Backed by energy innovator and philanthropist Trevor St Baker, Printed Energy is a Brisbane company with patented technologies in printing batteries and photovoltaics, and a laboratory in Arizona focused on energy storage and materials science. The company’s solid-state batteries are a thin, flexible format — printed in a roll-to-roll process like a newspaper — that can be adapted to almost any shape.
“The highly innovative and unique nature of this technology makes it ideal for powering sensors, devices for the Internet of Things, disposable healthcare devices and eventually, even for large-scale application to help manage the intermittent nature of electricity generated by solar panels,” said Rodger Whitby, CEO of Printed Energy and the St Baker Energy Innovation Fund.
The first applications of the technology will be in small-scale devices, with development work in large-scale uses to be explored by the partners over the next three years, relying on Printed Energy’s proprietary designs. UQ’s Dow Centre will coordinate the research effort, with UQ’s Lianzhou Wang and UNSW’s Da-Wei Wang driving the development.
“Storage has been the missing piece of the puzzle when it comes to renewable energy,” said Mark Hoffman, UNSW’s Dean of Engineering. “The world is crying out for storage solutions, and this partnership has the potential to deliver on that urgent need.
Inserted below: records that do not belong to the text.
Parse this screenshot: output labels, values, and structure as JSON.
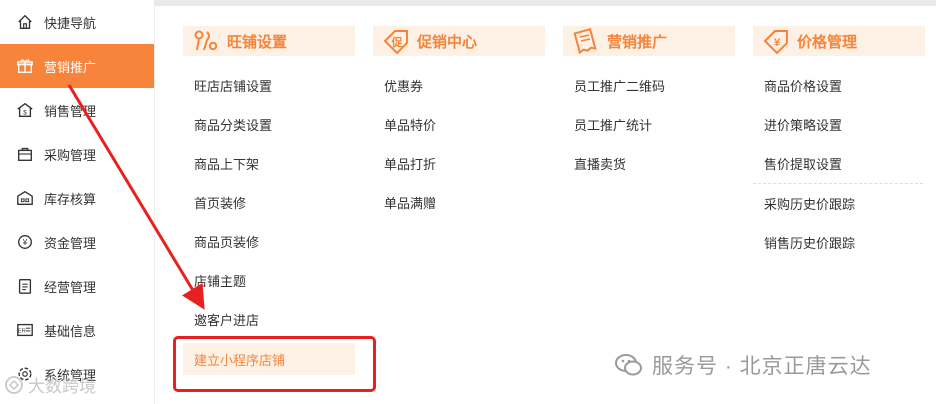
{
  "sidebar": {
    "items": [
      {
        "label": "快捷导航",
        "icon": "home-icon"
      },
      {
        "label": "营销推广",
        "icon": "gift-icon",
        "active": true
      },
      {
        "label": "销售管理",
        "icon": "money-house-icon"
      },
      {
        "label": "采购管理",
        "icon": "shopping-bag-icon"
      },
      {
        "label": "库存核算",
        "icon": "warehouse-icon"
      },
      {
        "label": "资金管理",
        "icon": "yen-coin-icon"
      },
      {
        "label": "经营管理",
        "icon": "clipboard-icon"
      },
      {
        "label": "基础信息",
        "icon": "id-card-icon"
      },
      {
        "label": "系统管理",
        "icon": "settings-icon"
      }
    ]
  },
  "menu": {
    "columns": [
      {
        "title": "旺铺设置",
        "icon": "tools-icon",
        "items": [
          "旺店店铺设置",
          "商品分类设置",
          "商品上下架",
          "首页装修",
          "商品页装修",
          "店铺主题",
          "邀客户进店",
          "建立小程序店铺"
        ]
      },
      {
        "title": "促销中心",
        "icon": "promotion-tag-icon",
        "items": [
          "优惠券",
          "单品特价",
          "单品打折",
          "单品满赠"
        ]
      },
      {
        "title": "营销推广",
        "icon": "receipt-icon",
        "items": [
          "员工推广二维码",
          "员工推广统计",
          "直播卖货"
        ]
      },
      {
        "title": "价格管理",
        "icon": "price-tag-icon",
        "items": [
          "商品价格设置",
          "进价策略设置",
          "售价提取设置",
          "采购历史价跟踪",
          "销售历史价跟踪"
        ]
      }
    ]
  },
  "watermark": {
    "text": "服务号 · 北京正唐云达"
  },
  "watermark2": {
    "text": "大数跨境"
  },
  "colors": {
    "accent": "#f7843a",
    "header_bg": "#fdf1e6",
    "annotation_red": "#e82020"
  }
}
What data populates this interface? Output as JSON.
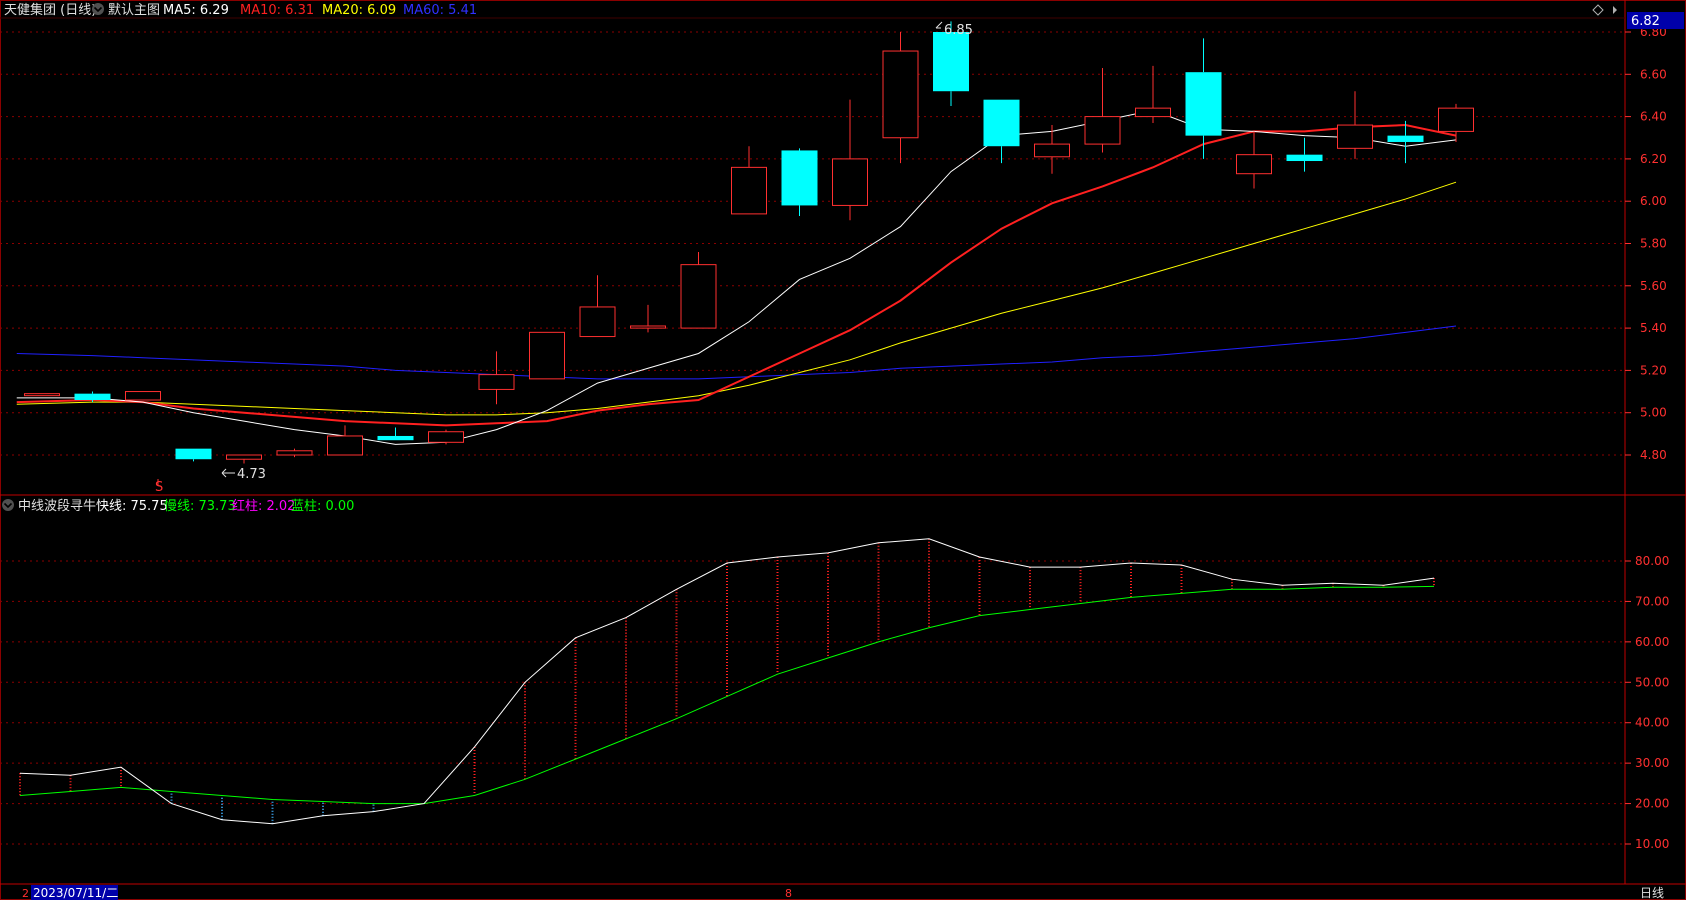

What’s exciting is that this technology also has immediate applications in wearables and small-scale devices.”
Chris Greig, director of the Dow Centre, is excited about the potential of the technology.
“Our mission is to foster and facilitate advances in science and engineering which are technologically, economically and socially sustainable,” he said. “This project fits the bill perfectly and the range of applications is probably only limited by our imaginations.”